1.3 What is cloud computing?
Cloud computing just means using the internet to get access to powerful computer resources like storage, servers, databases, networking tools, and specialized software programs. Instead of having to buy and maintain their own powerful computers, storage servers, and other systems, users can pay to use them through an internet connection as needed. Users only pay for what they need, when they actually use it, and professionals update and maintain the systems in large data centers. It is a particularly useful tool for researchers and students at smaller institutions with limited computational services, especially when working with complex databases.
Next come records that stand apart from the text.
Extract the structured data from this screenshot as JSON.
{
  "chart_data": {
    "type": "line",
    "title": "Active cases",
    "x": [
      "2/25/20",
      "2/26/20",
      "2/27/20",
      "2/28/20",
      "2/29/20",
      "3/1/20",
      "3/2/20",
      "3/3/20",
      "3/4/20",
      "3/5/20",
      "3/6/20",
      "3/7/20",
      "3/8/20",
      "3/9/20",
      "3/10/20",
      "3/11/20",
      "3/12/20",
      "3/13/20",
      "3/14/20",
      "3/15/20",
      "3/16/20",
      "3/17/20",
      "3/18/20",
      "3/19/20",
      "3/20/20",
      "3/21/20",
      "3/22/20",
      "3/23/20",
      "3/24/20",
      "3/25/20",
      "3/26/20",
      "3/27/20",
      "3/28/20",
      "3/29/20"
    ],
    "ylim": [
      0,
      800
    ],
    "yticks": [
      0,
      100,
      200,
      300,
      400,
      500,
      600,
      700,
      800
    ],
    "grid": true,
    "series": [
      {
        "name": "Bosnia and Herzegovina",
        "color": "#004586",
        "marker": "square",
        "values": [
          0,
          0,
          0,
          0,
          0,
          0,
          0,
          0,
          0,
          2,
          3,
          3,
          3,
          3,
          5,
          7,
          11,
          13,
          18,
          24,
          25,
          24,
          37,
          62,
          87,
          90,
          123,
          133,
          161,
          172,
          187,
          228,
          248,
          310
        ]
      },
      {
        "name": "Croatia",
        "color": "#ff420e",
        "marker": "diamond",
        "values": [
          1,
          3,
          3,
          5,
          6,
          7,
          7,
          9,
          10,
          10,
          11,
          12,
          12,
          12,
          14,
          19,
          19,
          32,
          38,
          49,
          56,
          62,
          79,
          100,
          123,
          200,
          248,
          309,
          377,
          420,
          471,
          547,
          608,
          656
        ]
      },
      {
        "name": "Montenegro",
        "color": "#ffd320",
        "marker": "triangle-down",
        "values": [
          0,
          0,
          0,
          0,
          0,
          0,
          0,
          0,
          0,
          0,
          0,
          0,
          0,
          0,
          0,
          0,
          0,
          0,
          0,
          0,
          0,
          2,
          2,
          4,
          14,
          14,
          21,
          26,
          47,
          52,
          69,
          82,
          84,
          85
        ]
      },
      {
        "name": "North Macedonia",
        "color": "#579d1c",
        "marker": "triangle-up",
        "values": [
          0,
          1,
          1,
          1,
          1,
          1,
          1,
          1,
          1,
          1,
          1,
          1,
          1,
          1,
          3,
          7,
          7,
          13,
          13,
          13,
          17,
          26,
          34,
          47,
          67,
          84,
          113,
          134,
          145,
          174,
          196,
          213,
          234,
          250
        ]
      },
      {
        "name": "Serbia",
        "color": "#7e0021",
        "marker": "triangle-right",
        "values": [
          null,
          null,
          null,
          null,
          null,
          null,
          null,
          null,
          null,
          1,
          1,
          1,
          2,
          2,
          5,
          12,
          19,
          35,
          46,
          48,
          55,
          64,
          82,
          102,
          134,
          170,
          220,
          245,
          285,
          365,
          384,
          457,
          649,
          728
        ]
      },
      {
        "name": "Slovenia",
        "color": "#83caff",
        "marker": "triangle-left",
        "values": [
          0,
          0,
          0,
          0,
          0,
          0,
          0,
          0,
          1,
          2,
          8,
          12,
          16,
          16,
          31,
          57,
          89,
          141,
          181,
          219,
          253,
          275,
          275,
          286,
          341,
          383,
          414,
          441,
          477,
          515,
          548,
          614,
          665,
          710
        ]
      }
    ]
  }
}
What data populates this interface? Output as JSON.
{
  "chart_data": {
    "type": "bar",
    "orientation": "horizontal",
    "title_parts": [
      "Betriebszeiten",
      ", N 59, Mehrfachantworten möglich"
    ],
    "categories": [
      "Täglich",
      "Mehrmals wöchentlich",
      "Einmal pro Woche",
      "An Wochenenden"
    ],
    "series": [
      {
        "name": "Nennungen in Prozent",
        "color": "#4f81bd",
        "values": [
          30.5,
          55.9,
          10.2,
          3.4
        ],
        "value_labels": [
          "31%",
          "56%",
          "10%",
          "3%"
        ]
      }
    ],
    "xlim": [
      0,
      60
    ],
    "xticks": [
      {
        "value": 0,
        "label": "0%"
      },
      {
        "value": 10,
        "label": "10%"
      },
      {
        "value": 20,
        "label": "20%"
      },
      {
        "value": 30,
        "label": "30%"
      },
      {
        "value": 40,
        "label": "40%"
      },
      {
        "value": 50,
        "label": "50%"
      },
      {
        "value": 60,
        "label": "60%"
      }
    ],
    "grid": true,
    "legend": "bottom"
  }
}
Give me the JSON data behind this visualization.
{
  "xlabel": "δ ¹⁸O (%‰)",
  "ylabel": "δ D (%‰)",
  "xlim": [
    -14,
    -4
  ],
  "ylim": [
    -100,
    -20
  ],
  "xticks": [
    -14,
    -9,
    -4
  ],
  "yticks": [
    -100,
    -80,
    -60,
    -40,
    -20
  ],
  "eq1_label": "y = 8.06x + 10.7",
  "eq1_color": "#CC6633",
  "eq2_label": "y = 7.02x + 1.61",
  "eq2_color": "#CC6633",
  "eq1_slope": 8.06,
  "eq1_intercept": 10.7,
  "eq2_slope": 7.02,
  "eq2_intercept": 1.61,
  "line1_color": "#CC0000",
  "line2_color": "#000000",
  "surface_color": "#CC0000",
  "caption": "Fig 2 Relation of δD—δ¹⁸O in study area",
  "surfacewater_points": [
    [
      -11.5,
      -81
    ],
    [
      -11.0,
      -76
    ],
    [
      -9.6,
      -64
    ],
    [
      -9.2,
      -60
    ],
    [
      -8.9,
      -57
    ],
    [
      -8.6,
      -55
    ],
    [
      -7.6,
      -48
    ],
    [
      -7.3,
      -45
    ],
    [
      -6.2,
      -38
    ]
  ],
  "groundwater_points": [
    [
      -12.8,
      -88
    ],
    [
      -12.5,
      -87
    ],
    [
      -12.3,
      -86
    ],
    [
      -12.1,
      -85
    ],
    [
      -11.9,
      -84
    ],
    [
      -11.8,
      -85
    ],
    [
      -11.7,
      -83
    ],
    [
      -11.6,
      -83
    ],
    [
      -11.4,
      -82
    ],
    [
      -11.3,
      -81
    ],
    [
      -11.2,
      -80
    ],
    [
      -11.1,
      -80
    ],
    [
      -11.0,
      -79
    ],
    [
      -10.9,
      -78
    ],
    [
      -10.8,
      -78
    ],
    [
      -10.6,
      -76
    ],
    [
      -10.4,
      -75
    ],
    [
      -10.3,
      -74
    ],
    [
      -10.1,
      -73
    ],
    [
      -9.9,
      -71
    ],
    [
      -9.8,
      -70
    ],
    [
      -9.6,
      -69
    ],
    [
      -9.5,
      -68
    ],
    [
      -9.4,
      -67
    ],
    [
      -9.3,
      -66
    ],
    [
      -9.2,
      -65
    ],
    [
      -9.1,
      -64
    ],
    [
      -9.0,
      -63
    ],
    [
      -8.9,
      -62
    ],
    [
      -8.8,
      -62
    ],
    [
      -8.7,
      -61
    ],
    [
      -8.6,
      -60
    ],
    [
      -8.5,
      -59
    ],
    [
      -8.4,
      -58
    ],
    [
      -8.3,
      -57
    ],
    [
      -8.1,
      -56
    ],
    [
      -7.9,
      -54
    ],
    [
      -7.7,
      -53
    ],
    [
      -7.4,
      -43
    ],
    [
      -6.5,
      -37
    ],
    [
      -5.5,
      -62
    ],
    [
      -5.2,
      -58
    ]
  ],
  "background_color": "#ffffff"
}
The genome assembly and analyses for BioDIGS have been done using the NHGRI AnVIL cloud computing platform, as well as Galaxy.
1.4 Why soil microbes?
It can be challenging to include undergraduates in human genomic and health research, especially in a classroom context. Both human genetic data and human health data are protected data, which limits the sort of information students can access without undergoing specialized ethics training. However, the same sorts of data cleaning and analysis methods used for human genomic data are also used for microbial genomic data, which does not have the same sort of legal protections as human genetic data. This makes it ideal for training undergraduate students at the beginning of their careers and can be used to prepare students for future research in human genomics and health (Jurkowski, Reid, and Labov 2017). Additionally, the microbes in the soil can have big impacts on our health (Brevik and Burgess 2014).
1.5 Heavy metals and human health
Human activities that change the landscape can also change what sorts of inorganic and abiotic compounds we find in the soil, particularly increasing the amount of heavy metals (Yan et al. 2020). When cars drive on roads, compounds from the exhaust, oil, and other fluids might settle onto the roads and be washed into the soil. When we put salt on roads, parking lots, and sidewalks, the salts themselves will eventually be washed away and enter the ecosystem through both water and soil. Chemicals from factories and other businesses also leech into our environment. Previous research has demonstrated that in areas with more human activity, like cities, soils include greater concentrations of heavy metals than found in rural areas with limited human populations (Khan et al. 2023; Wang, Birch, and Liu 2022). Increased heavy metal concentrations also disproportionately affect lower-income and predominantly minority areas (Jones et al. 2022).
Research suggests that increased heavy metal concentration in soils has major impacts on the soil microbial community. In particular, increased heavy metal concentration is associated with an increase in soil bacteria that have antibiotic resistance markers (Gorovtsov, Sazykin, and Sazykina 2018; Nguyen et al. 2019; Sun, Xu, and Fan 2021).